Posttraumatic Headache: Basic Mechanisms and Therapeutic Targets

Joshua Kamins, MD; Andrew Charles, MD

Disclosures

Headache. 2018;58(6):811-826. 

In This Article

Genetic and Phenotypic Background

The responses to head/neck trauma are heterogeneous and variable from individual to individual. As discussed above, this may be in part due to variability in the traumatic event, but genetic background, previous history of headache, and preexiting comorbid conditions may also play an important role.

Genetic Influences

A study of adolescents found that those with a family history of migraine were significantly more likely to have posttraumatic headache with a migraine phenotype following sport–related concussion compared with those without a family history.[24] This suggests that head trauma may trigger migraine in those with a genetic predisposition. Although migraine is clearly familial in many cases, the genetic basis of migraine remains poorly understood. Meta–analysis of population genetic studies has revealed at least 38 gene polymorphisms that are associated with migraine.[25] None of these has a large effect size, so the potential contribution of any polymorphism to a given individual is uncertain. Posttraumatic headache is not particularly amenable to population genetic studies, and it seems unlikely that such studies would be productive. Further, the obvious genetic complexity of migraine indicates that identifying specific genes underlying a genetic predisposition to PTH based upon population studies is also likely to be highly challenging. It may, however, be worth considering genetic studies of well phenotyped subgroups of PTH patients – comparing, for example, genetic polymorphisms in patients whose headache is transient vs long–lasting, or responsive vs unresponsive to specific therapies. Also, while familial posttraumatic headache is rarely encountered, any family that is identified as having a predisposition to posttraumatic headache may be worthy of more detailed genetic analysis using whole–genome sequencing.

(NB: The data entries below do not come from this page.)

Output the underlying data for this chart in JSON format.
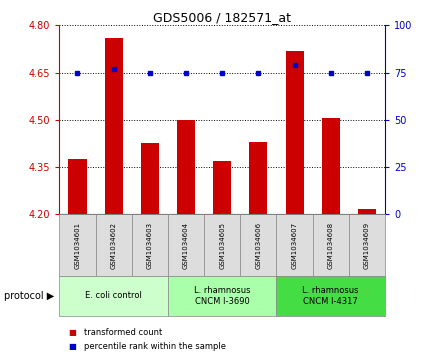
{
  "title": "GDS5006 / 182571_at",
  "samples": [
    "GSM1034601",
    "GSM1034602",
    "GSM1034603",
    "GSM1034604",
    "GSM1034605",
    "GSM1034606",
    "GSM1034607",
    "GSM1034608",
    "GSM1034609"
  ],
  "transformed_count": [
    4.375,
    4.76,
    4.425,
    4.5,
    4.37,
    4.43,
    4.72,
    4.505,
    4.215
  ],
  "percentile_rank": [
    75,
    77,
    75,
    75,
    75,
    75,
    79,
    75,
    75
  ],
  "ylim_left": [
    4.2,
    4.8
  ],
  "ylim_right": [
    0,
    100
  ],
  "yticks_left": [
    4.2,
    4.35,
    4.5,
    4.65,
    4.8
  ],
  "yticks_right": [
    0,
    25,
    50,
    75,
    100
  ],
  "bar_color": "#cc0000",
  "dot_color": "#0000cc",
  "bar_width": 0.5,
  "bar_bottom": 4.2,
  "protocols": [
    {
      "label": "E. coli control",
      "indices": [
        0,
        1,
        2
      ],
      "color": "#ccffcc"
    },
    {
      "label": "L. rhamnosus\nCNCM I-3690",
      "indices": [
        3,
        4,
        5
      ],
      "color": "#aaffaa"
    },
    {
      "label": "L. rhamnosus\nCNCM I-4317",
      "indices": [
        6,
        7,
        8
      ],
      "color": "#44dd44"
    }
  ],
  "legend_items": [
    {
      "label": "transformed count",
      "color": "#cc0000"
    },
    {
      "label": "percentile rank within the sample",
      "color": "#0000cc"
    }
  ],
  "tick_color_left": "#cc0000",
  "tick_color_right": "#0000cc",
  "protocol_label": "protocol",
  "sample_box_color": "#dddddd",
  "sample_box_edge": "#888888",
  "grid_color": "black",
  "grid_ls": ":"
}
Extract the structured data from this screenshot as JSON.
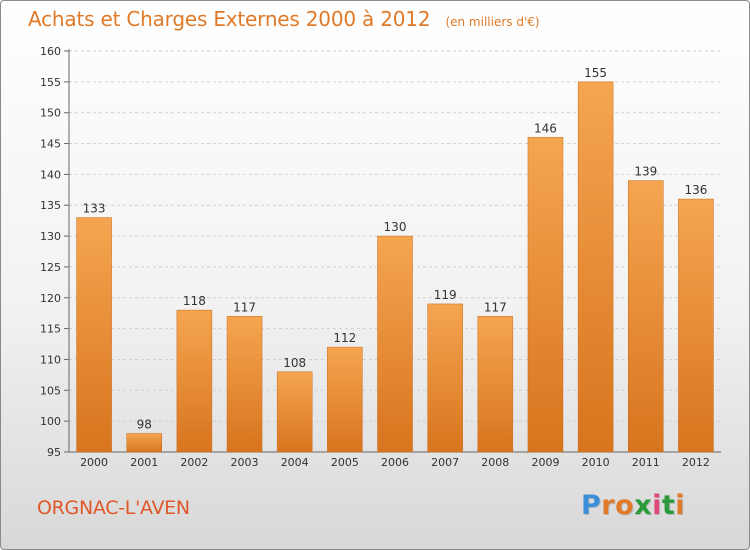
{
  "header": {
    "title": "Achats et Charges Externes 2000 à 2012",
    "unit": "(en milliers d'€)"
  },
  "footer": {
    "commune": "ORGNAC-L'AVEN",
    "logo_letters": [
      "P",
      "r",
      "o",
      "x",
      "i",
      "t",
      "i"
    ],
    "logo_colors": [
      "#3a8fd8",
      "#e07a28",
      "#e07a28",
      "#2a9a3a",
      "#e04a7a",
      "#2a9a3a",
      "#e07a28"
    ]
  },
  "colors": {
    "bar_light": "#f5a550",
    "bar_dark": "#d8741e",
    "grid": "#d0d0d0",
    "axis": "#666666",
    "label": "#333333"
  },
  "chart_data": {
    "type": "bar",
    "title": "Achats et Charges Externes 2000 à 2012",
    "subtitle": "(en milliers d'€)",
    "xlabel": "",
    "ylabel": "",
    "categories": [
      "2000",
      "2001",
      "2002",
      "2003",
      "2004",
      "2005",
      "2006",
      "2007",
      "2008",
      "2009",
      "2010",
      "2011",
      "2012"
    ],
    "values": [
      133,
      98,
      118,
      117,
      108,
      112,
      130,
      119,
      117,
      146,
      155,
      139,
      136
    ],
    "ylim": [
      95,
      160
    ],
    "yticks": [
      95,
      100,
      105,
      110,
      115,
      120,
      125,
      130,
      135,
      140,
      145,
      150,
      155,
      160
    ],
    "grid": true,
    "data_labels": true
  }
}
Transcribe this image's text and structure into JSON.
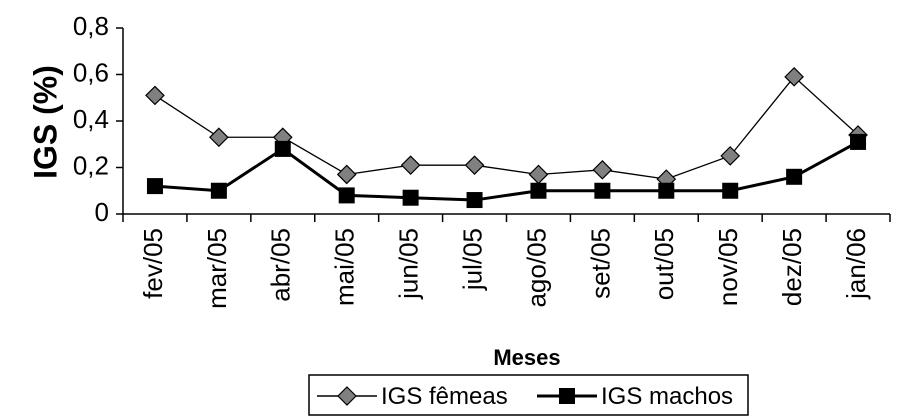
{
  "chart_data": {
    "type": "line",
    "title": "",
    "xlabel": "Meses",
    "ylabel": "IGS (%)",
    "ylim": [
      0,
      0.8
    ],
    "yticks": [
      "0",
      "0,2",
      "0,4",
      "0,6",
      "0,8"
    ],
    "categories": [
      "fev/05",
      "mar/05",
      "abr/05",
      "mai/05",
      "jun/05",
      "jul/05",
      "ago/05",
      "set/05",
      "out/05",
      "nov/05",
      "dez/05",
      "jan/06"
    ],
    "grid": false,
    "legend_position": "bottom",
    "series": [
      {
        "name": "IGS fêmeas",
        "marker": "diamond",
        "color": "#808080",
        "line_color": "#000000",
        "values": [
          0.51,
          0.33,
          0.33,
          0.17,
          0.21,
          0.21,
          0.17,
          0.19,
          0.15,
          0.25,
          0.59,
          0.34
        ]
      },
      {
        "name": "IGS machos",
        "marker": "square",
        "color": "#000000",
        "line_color": "#000000",
        "values": [
          0.12,
          0.1,
          0.28,
          0.08,
          0.07,
          0.06,
          0.1,
          0.1,
          0.1,
          0.1,
          0.16,
          0.31
        ]
      }
    ]
  }
}
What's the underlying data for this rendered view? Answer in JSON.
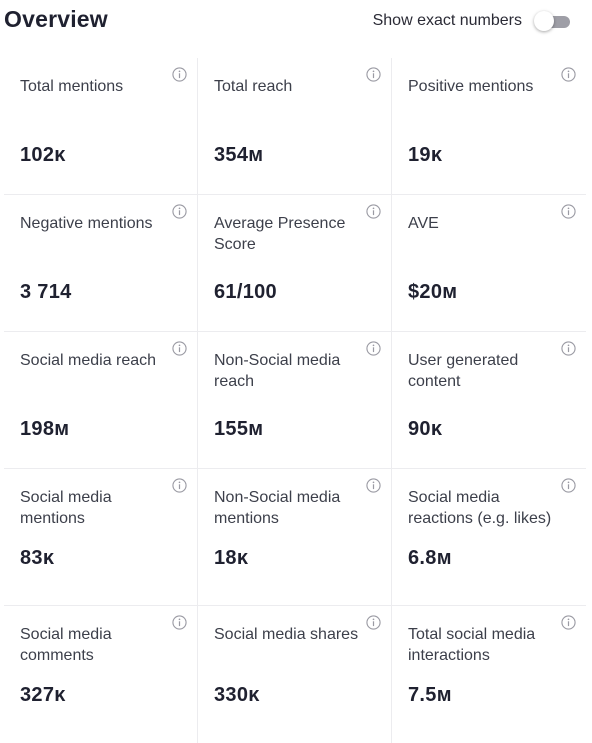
{
  "header": {
    "title": "Overview",
    "toggle_label": "Show exact numbers",
    "toggle_on": false
  },
  "tiles": [
    {
      "label": "Total mentions",
      "value": "102ᴋ"
    },
    {
      "label": "Total reach",
      "value": "354ᴍ"
    },
    {
      "label": "Positive mentions",
      "value": "19ᴋ"
    },
    {
      "label": "Negative mentions",
      "value": "3 714"
    },
    {
      "label": "Average Presence Score",
      "value": "61/100"
    },
    {
      "label": "AVE",
      "value": "$20ᴍ"
    },
    {
      "label": "Social media reach",
      "value": "198ᴍ"
    },
    {
      "label": "Non-Social media reach",
      "value": "155ᴍ"
    },
    {
      "label": "User generated content",
      "value": "90ᴋ"
    },
    {
      "label": "Social media mentions",
      "value": "83ᴋ"
    },
    {
      "label": "Non-Social media mentions",
      "value": "18ᴋ"
    },
    {
      "label": "Social media reactions (e.g. likes)",
      "value": "6.8ᴍ"
    },
    {
      "label": "Social media comments",
      "value": "327ᴋ"
    },
    {
      "label": "Social media shares",
      "value": "330ᴋ"
    },
    {
      "label": "Total social media interactions",
      "value": "7.5ᴍ"
    }
  ],
  "icons": {
    "info": "info-icon",
    "toggle": "toggle-switch"
  },
  "colors": {
    "text_primary": "#1f2130",
    "text_secondary": "#3c3f4a",
    "divider": "#ececef",
    "toggle_track_off": "#9e9ea6",
    "icon_gray": "#9a9aa3"
  }
}
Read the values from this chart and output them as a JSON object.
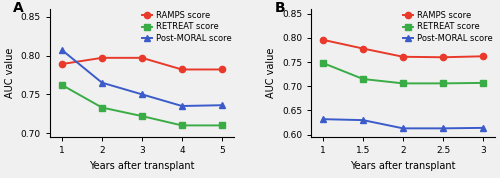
{
  "panel_A": {
    "label": "A",
    "x": [
      1,
      2,
      3,
      4,
      5
    ],
    "ramps": [
      0.789,
      0.797,
      0.797,
      0.782,
      0.782
    ],
    "retreat": [
      0.762,
      0.733,
      0.722,
      0.71,
      0.71
    ],
    "postmoral": [
      0.807,
      0.765,
      0.75,
      0.735,
      0.736
    ],
    "ylim": [
      0.695,
      0.86
    ],
    "yticks": [
      0.7,
      0.75,
      0.8,
      0.85
    ],
    "xticks": [
      1,
      2,
      3,
      4,
      5
    ],
    "xlim": [
      0.7,
      5.3
    ],
    "xlabel": "Years after transplant",
    "ylabel": "AUC value"
  },
  "panel_B": {
    "label": "B",
    "x": [
      1,
      1.5,
      2,
      2.5,
      3
    ],
    "ramps": [
      0.796,
      0.778,
      0.761,
      0.76,
      0.762
    ],
    "retreat": [
      0.748,
      0.715,
      0.706,
      0.706,
      0.707
    ],
    "postmoral": [
      0.632,
      0.63,
      0.613,
      0.613,
      0.614
    ],
    "ylim": [
      0.595,
      0.86
    ],
    "yticks": [
      0.6,
      0.65,
      0.7,
      0.75,
      0.8,
      0.85
    ],
    "xticks": [
      1,
      1.5,
      2,
      2.5,
      3
    ],
    "xlim": [
      0.85,
      3.15
    ],
    "xlabel": "Years after transplant",
    "ylabel": "AUC value"
  },
  "color_ramps": "#e8392a",
  "color_retreat": "#3aac45",
  "color_postmoral": "#3a5bc9",
  "legend_labels": [
    "RAMPS score",
    "RETREAT score",
    "Post-MORAL score"
  ],
  "marker_ramps": "o",
  "marker_retreat": "s",
  "marker_postmoral": "^",
  "linewidth": 1.4,
  "markersize": 4.5,
  "fontsize_label": 7,
  "fontsize_tick": 6.5,
  "fontsize_legend": 6.0,
  "fontsize_panel": 10,
  "bg_color": "#f0f0f0"
}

Another situation where genetic studies may be revealing is families in which mutations of single genes are associated with both familial migraine as well as an exaggerated response to head trauma. Mutations in genes associated with both familial hemiplegic migraine type 1 (FHM1 –CACNA1A gene encoding P/Q type calcium channel) and FHM2 (ATP1A2 gene encoding Na+/K+ ATPase) have been associated with exaggerated neurological responses to minor head trauma.[26–28] In some cases, hemiplegic migraine attacks may be triggered by mild head trauma. This indicates that genetically mediated alterations in the P/Q type calcium channel or the Na+/K+ pump could lead to severe migraine attacks in response to mild trauma, raising the possibility that similar mechanisms could be involved in the susceptibility to posttraumatic headache in patients who do not have FHM. Moreover, the P/Q type calcium channel and Na+/K+ ATPase could represent therapeutic targets in PTH.

Previous History of Migraine

It is clear that PTH commonly has features of migraine. What is less clear is how a previous history of migraine influences the clinical features and course of symptoms following concussion including PTH. A study of college athletes found that there was an increased prevalence of migraine among those with a previous history of concussion.[29] A previous history of migraine is, not unexpectedly, associated with an increased risk of posttraumatic migraine.[11] It is possible that migraine mechanisms could amplify the neurovascular response to trauma, leading to more severe and prolonged symptoms following concussion. Another possibility is that concussion activates underlying migraine mechanisms, particularly in those with a predisposition to migraine. A better understanding of the bidirectional relationship between mechanisms of response to trauma and those causing migraine is critical to the development of more specific and more effective therapies for posttraumatic headache.